ROANOKE TIMES

                         Roanoke Times
                 Copyright (c) 1995, Landmark Communications, Inc.

DATE: TUESDAY, June 22, 1993                   TAG: 9306220148
SECTION: NATIONAL/INTERNATIONAL                    PAGE: A-1   EDITION: METRO 
SOURCE: The Baltimore Sun
DATELINE: WASHINGTON                                LENGTH: Medium


COURT OKS IMMIGRANT REFUSALS

The Supreme Court, giving the Clinton administration a sweeping victory in its first major legal fight, on Monday upheld the policy of turning back all Haitian "boat people" even if they fear persecution from their homeland's military-backed regime.

That policy was carried over from the Bush administration but stiffened by President Clinton with a floating naval blockade that at one point had 22 U.S. vessels ringing the Caribbean nation.

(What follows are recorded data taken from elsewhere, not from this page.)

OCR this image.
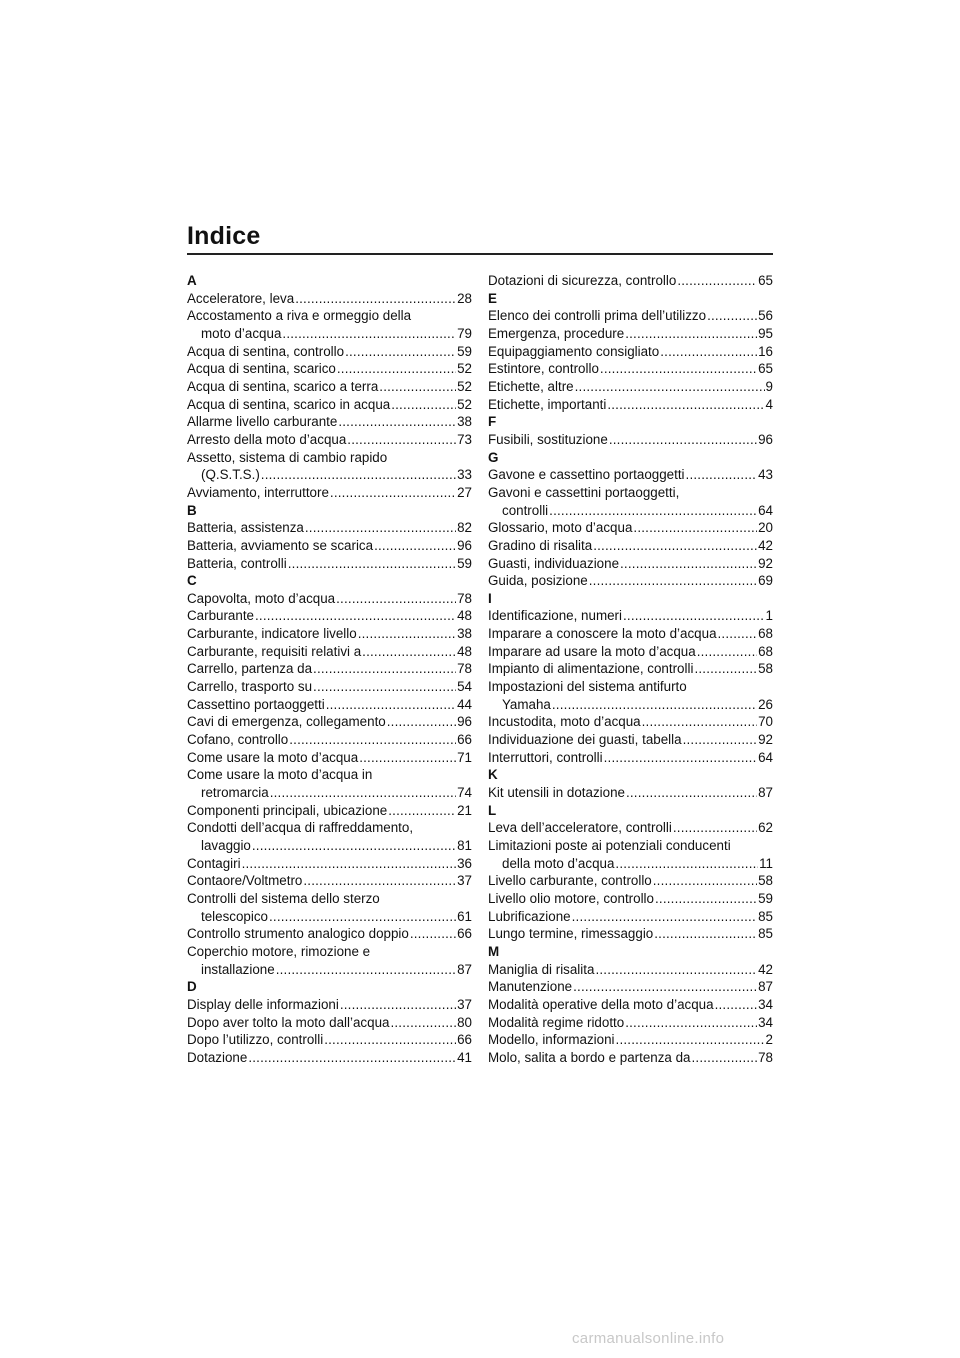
Indice
A
Acceleratore, leva .....	28
Accostamento a riva e ormeggio della
moto d’acqua .....	79
Acqua di sentina, controllo .....	59
Acqua di sentina, scarico .....	52
Acqua di sentina, scarico a terra .....	52
Acqua di sentina, scarico in acqua .....	52
Allarme livello carburante .....	38
Arresto della moto d’acqua .....	73
Assetto, sistema di cambio rapido
(Q.S.T.S.) .....	33
Avviamento, interruttore .....	27
B
Batteria, assistenza .....	82
Batteria, avviamento se scarica .....	96
Batteria, controlli .....	59
C
Capovolta, moto d’acqua .....	78
Carburante .....	48
Carburante, indicatore livello .....	38
Carburante, requisiti relativi a .....	48
Carrello, partenza da .....	78
Carrello, trasporto su .....	54
Cassettino portaoggetti .....	44
Cavi di emergenza, collegamento .....	96
Cofano, controllo .....	66
Come usare la moto d’acqua .....	71
Come usare la moto d’acqua in
retromarcia .....	74
Componenti principali, ubicazione .....	21
Condotti dell’acqua di raffreddamento,
lavaggio .....	81
Contagiri .....	36
Contaore/Voltmetro .....	37
Controlli del sistema dello sterzo
telescopico .....	61
Controllo strumento analogico doppio .....	66
Coperchio motore, rimozione e
installazione .....	87
D
Display delle informazioni .....	37
Dopo aver tolto la moto dall’acqua .....	80
Dopo l’utilizzo, controlli .....	66
Dotazione .....	41
Dotazioni di sicurezza, controllo .....	65
E
Elenco dei controlli prima dell’utilizzo .....	56
Emergenza, procedure .....	95
Equipaggiamento consigliato .....	16
Estintore, controllo .....	65
Etichette, altre .....	9
Etichette, importanti .....	4
F
Fusibili, sostituzione .....	96
G
Gavone e cassettino portaoggetti .....	43
Gavoni e cassettini portaoggetti,
controlli .....	64
Glossario, moto d’acqua .....	20
Gradino di risalita .....	42
Guasti, individuazione .....	92
Guida, posizione .....	69
I
Identificazione, numeri .....	1
Imparare a conoscere la moto d’acqua .....	68
Imparare ad usare la moto d’acqua .....	68
Impianto di alimentazione, controlli .....	58
Impostazioni del sistema antifurto
Yamaha .....	26
Incustodita, moto d’acqua .....	70
Individuazione dei guasti, tabella .....	92
Interruttori, controlli .....	64
K
Kit utensili in dotazione .....	87
L
Leva dell’acceleratore, controlli .....	62
Limitazioni poste ai potenziali conducenti
della moto d’acqua .....	11
Livello carburante, controllo .....	58
Livello olio motore, controllo .....	59
Lubrificazione .....	85
Lungo termine, rimessaggio .....	85
M
Maniglia di risalita .....	42
Manutenzione .....	87
Modalità operative della moto d’acqua .....	34
Modalità regime ridotto .....	34
Modello, informazioni .....	2
Molo, salita a bordo e partenza da .....	78
carmanualsonline.info
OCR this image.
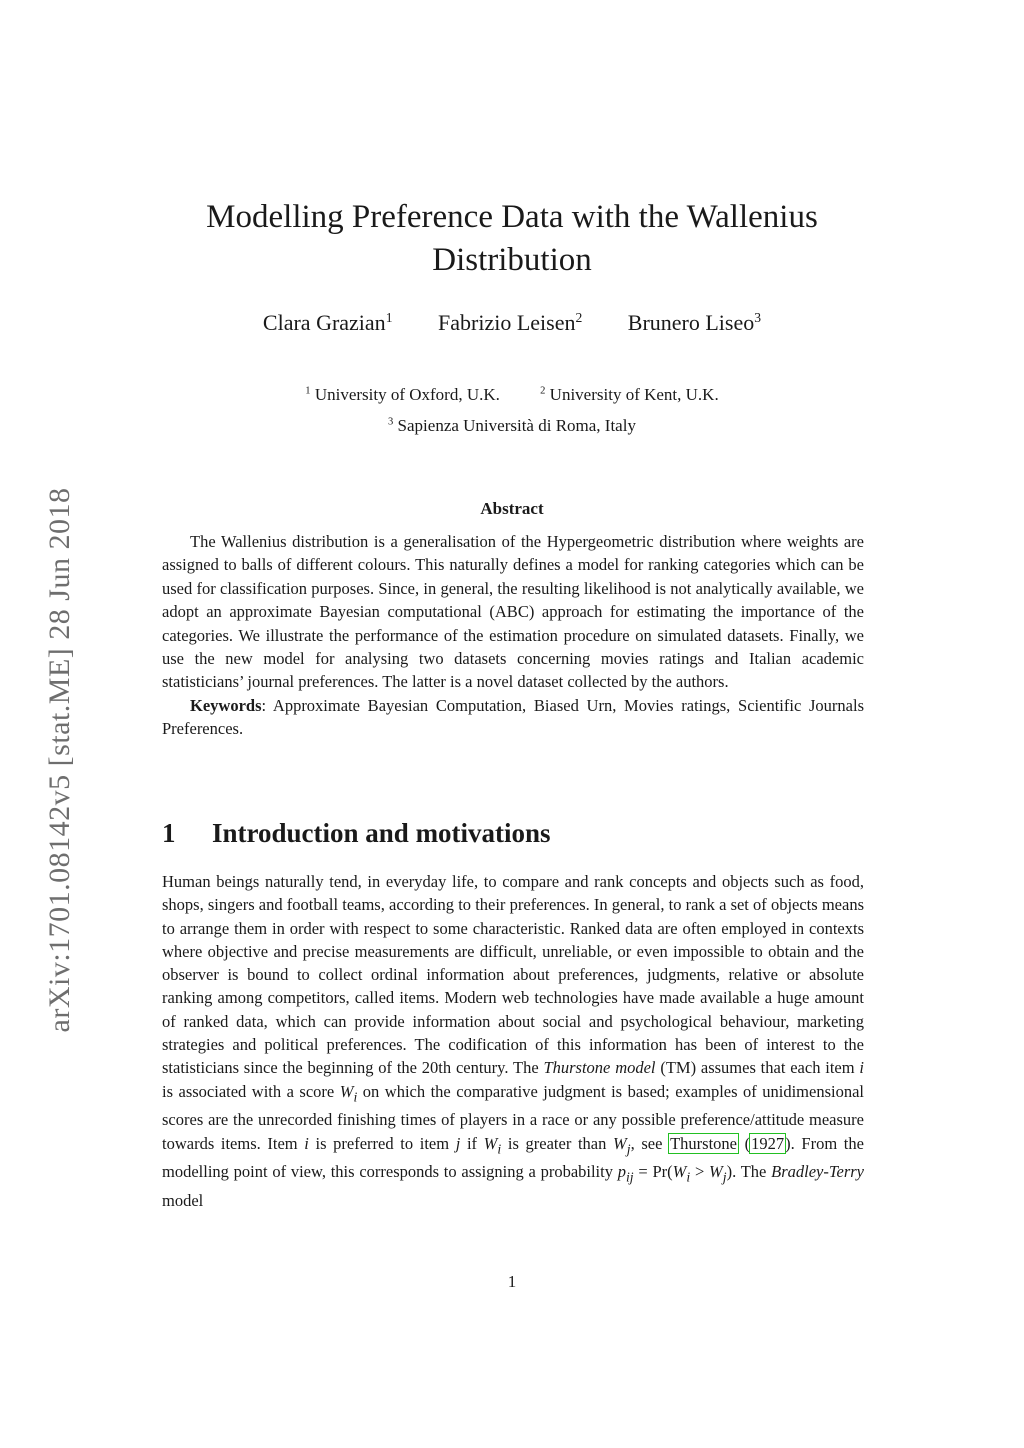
arXiv:1701.08142v5 [stat.ME] 28 Jun 2018
Modelling Preference Data with the Wallenius
Distribution
Clara Grazian$^1$ Fabrizio Leisen$^2$ Brunero Liseo$^3$
$^1$ University of Oxford, U.K.	$^2$ University of Kent, U.K.
$^3$ Sapienza Università di Roma, Italy
Abstract

The Wallenius distribution is a generalisation of the Hypergeometric distribution where weights are assigned to balls of different colours. This naturally defines a model for ranking categories which can be used for classification purposes. Since, in general, the resulting likelihood is not analytically available, we adopt an approximate Bayesian computational (ABC) approach for estimating the importance of the categories. We illustrate the performance of the estimation procedure on simulated datasets. Finally, we use the new model for analysing two datasets concerning movies ratings and Italian academic statisticians’ journal preferences. The latter is a novel dataset collected by the authors.

Keywords: Approximate Bayesian Computation, Biased Urn, Movies ratings, Scientific Journals Preferences.

1 Introduction and motivations

Human beings naturally tend, in everyday life, to compare and rank concepts and objects such as food, shops, singers and football teams, according to their preferences. In general, to rank a set of objects means to arrange them in order with respect to some characteristic. Ranked data are often employed in contexts where objective and precise measurements are difficult, unreliable, or even impossible to obtain and the observer is bound to collect ordinal information about preferences, judgments, relative or absolute ranking among competitors, called items. Modern web technologies have made available a huge amount of ranked data, which can provide information about social and psychological behaviour, marketing strategies and political preferences. The codification of this information has been of interest to the statisticians since the beginning of the 20th century. The Thurstone model (TM) assumes that each item i is associated with a score $W_i$ on which the comparative judgment is based; examples of unidimensional scores are the unrecorded finishing times of players in a race or any possible preference/attitude measure towards items. Item i is preferred to item j if $W_i$ is greater than $W_j$, see Thurstone (1927). From the modelling point of view, this corresponds to assigning a probability $p_{ij} = Pr(W_i > W_j)$. The Bradley-Terry model

1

A few Coast Guard vessels remain there.

The Reagan administration had pursued a less restrictive ban on the "boat people," allowing political refugees to make a claim for asylum before being sent back.

The court's new decision, reached with only Justice Harry Blackmun dissenting, appears to give Clinton - and future presidents - almost unlimited authority to send vessels out onto the high seas hundreds of miles from America to stop anyone believed to be headed to U.S. shores without the government's permission.

The president had promised last year, as a candidate, that he would end the policy, calling it illegal and "cruel." But, five days before he became president in January, he switched, saying the forced-return order would continue as a "policy for this moment" to head off a potential new wave of potentially life-threatening voyages by refugees.

Justice John Paul Stevens, who wrote the decision, stressed that the court was not passing judgment upon "the wisdom of the policy choices made by Presidents Reagan, Bush, and Clinton." Stevens also conceded that the legal challenges to the policy had "moral weight," but went on to conclude that the policy was entirely legal.

The court's opinion said that the forced repatriation of "fleeing refugees . . . to the one country they had desperately sought to escape" does not violate any legal duty the U.S. government has under a 1967 United Nations treaty that the U.S. signed in 1968.

The opinion did suggest, though, that "such actions may . . . violate the spirit" of that treaty.